Massachusetts House Passes Bill to Tax Short-Term Rental Hosts
In an effort to regulate the booming industry led by Airbnb, lawmakers want a tiered taxation system based on the number of rental units a host lists.
It could soon be more expensive to rent out that spare room of yours.
In an effort to regulate the blossoming short-term rental market in Massachusetts, the state House of Representatives passed a bill Thursday to tax property owners who list lodging on sites like Airbnb and HomeAway. Hosts would be taxed in tiers based on how many units they offer—the more units, the higher the rate. Professional managers with at least six rooms up for grabs would face an 8 percent tax per rental, according to State House News Service. Lawmakers also want to create a publicly-available registry of short-term listings and give the Department of Revenue the option to charge hosts to be included in the database.

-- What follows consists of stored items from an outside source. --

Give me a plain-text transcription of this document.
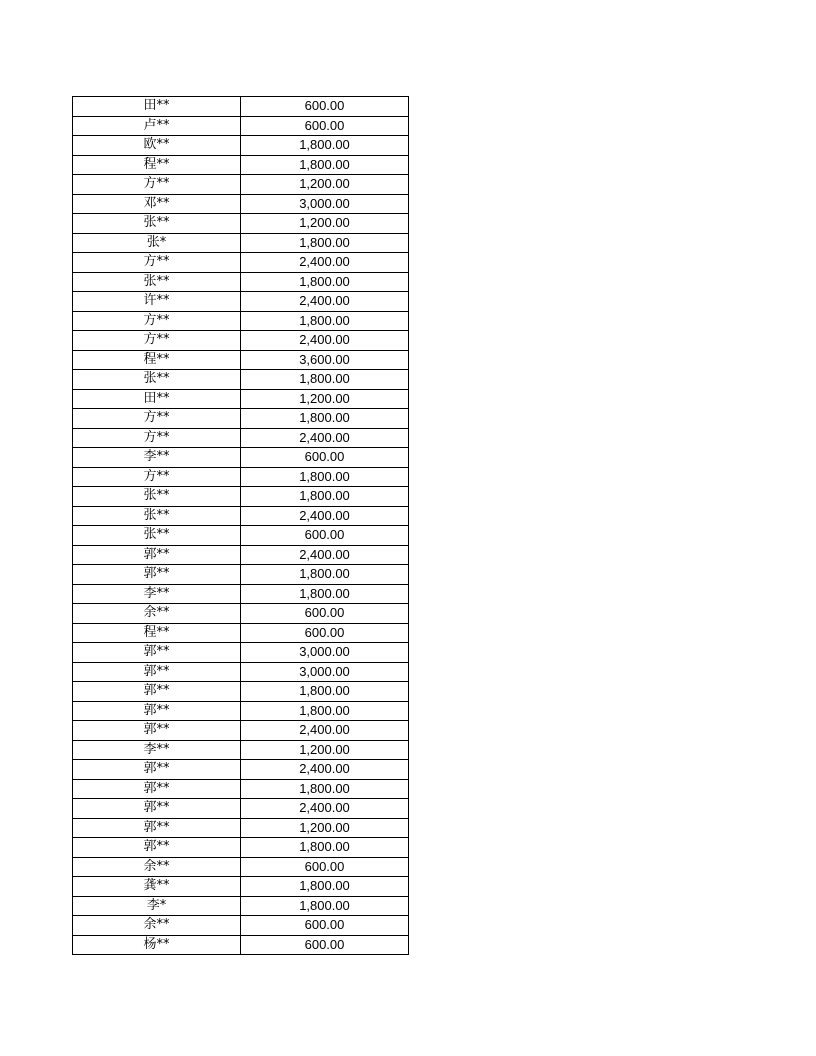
田**	600.00
卢**	600.00
欧**	1,800.00
程**	1,800.00
方**	1,200.00
邓**	3,000.00
张**	1,200.00
张*	1,800.00
方**	2,400.00
张**	1,800.00
许**	2,400.00
方**	1,800.00
方**	2,400.00
程**	3,600.00
张**	1,800.00
田**	1,200.00
方**	1,800.00
方**	2,400.00
李**	600.00
方**	1,800.00
张**	1,800.00
张**	2,400.00
张**	600.00
郭**	2,400.00
郭**	1,800.00
李**	1,800.00
余**	600.00
程**	600.00
郭**	3,000.00
郭**	3,000.00
郭**	1,800.00
郭**	1,800.00
郭**	2,400.00
李**	1,200.00
郭**	2,400.00
郭**	1,800.00
郭**	2,400.00
郭**	1,200.00
郭**	1,800.00
余**	600.00
龚**	1,800.00
李*	1,800.00
余**	600.00
杨**	600.00
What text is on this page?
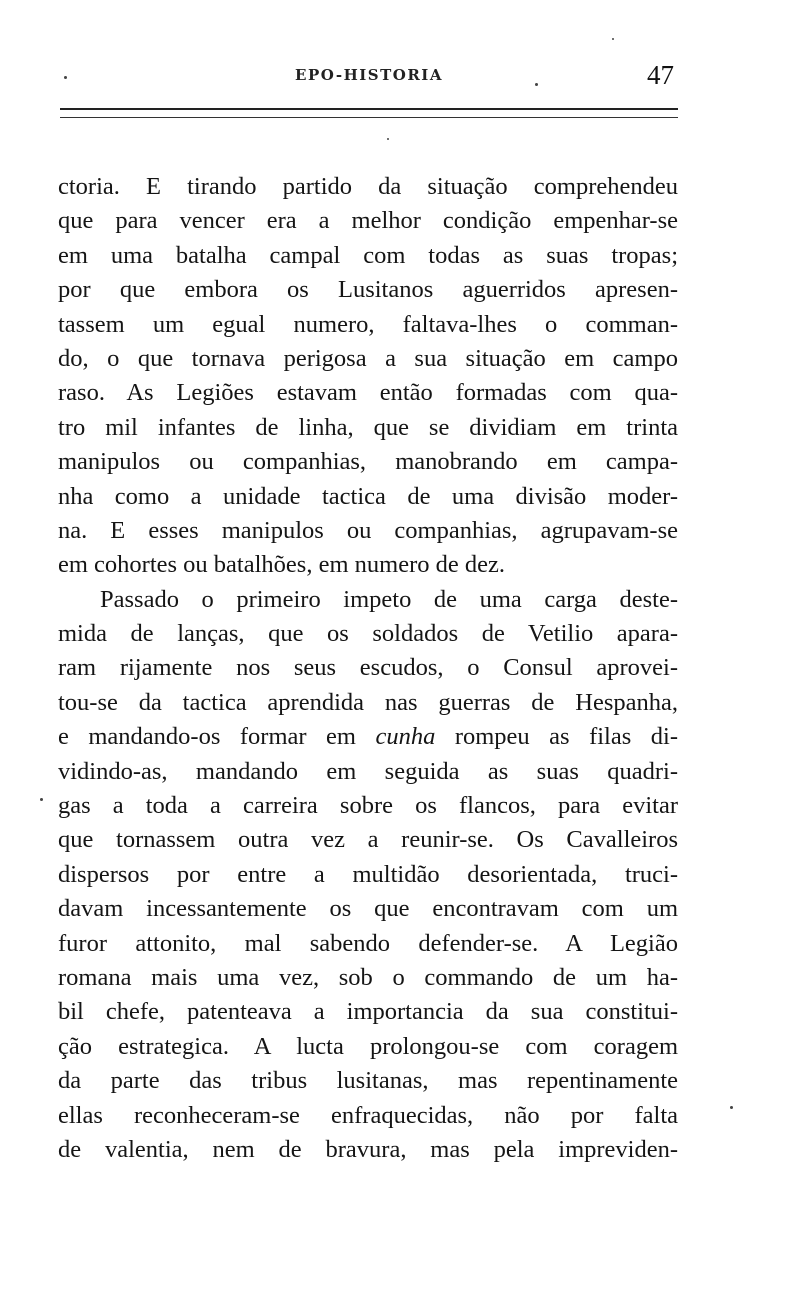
EPO-HISTORIA	47
ctoria. E tirando partido da situação comprehendeu
que para vencer era a melhor condição empenhar-se
em uma batalha campal com todas as suas tropas;
por que embora os Lusitanos aguerridos apresen-
tassem um egual numero, faltava-lhes o comman-
do, o que tornava perigosa a sua situação em campo
raso. As Legiões estavam então formadas com qua-
tro mil infantes de linha, que se dividiam em trinta
manipulos ou companhias, manobrando em campa-
nha como a unidade tactica de uma divisão moder-
na. E esses manipulos ou companhias, agrupavam-se
em cohortes ou batalhões, em numero de dez.
Passado o primeiro impeto de uma carga deste-
mida de lanças, que os soldados de Vetilio apara-
ram rijamente nos seus escudos, o Consul aprovei-
tou-se da tactica aprendida nas guerras de Hespanha,
e mandando-os formar em cunha rompeu as filas di-
vidindo-as, mandando em seguida as suas quadri-
gas a toda a carreira sobre os flancos, para evitar
que tornassem outra vez a reunir-se. Os Cavalleiros
dispersos por entre a multidão desorientada, truci-
davam incessantemente os que encontravam com um
furor attonito, mal sabendo defender-se. A Legião
romana mais uma vez, sob o commando de um ha-
bil chefe, patenteava a importancia da sua constitui-
ção estrategica. A lucta prolongou-se com coragem
da parte das tribus lusitanas, mas repentinamente
ellas reconheceram-se enfraquecidas, não por falta
de valentia, nem de bravura, mas pela impreviden-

Despite the popularity of short-term rental options among tourists and property owners, some argue that Airbnb listings have changed the fabric of their neighborhoods by scooping up affordable housing, and the hotel industry takes issue with losing revenue to a less-regulated market. The House bill, which passed 117-30, seeks to address the short-term rentals that have “created drastic inequities in the overall lodging market and [have] added to the housing crisis in some of our big cities,” Rep. Aaron Michlewitz, who helped write the bill, told State House News.
In addition to state-imposed taxes, the bill would also allow cities and towns to impose their own fees on hosts and investors. Should a municipality opt to move forward with such a tariff, they would need to also adopt a policy that requires short-term rentals to pass a safety inspection paid for by the host.
For its part, Airbnb is not thrilled by the proposal. The rental site said the bill was “onerous and overly burdensome,” according to State House News.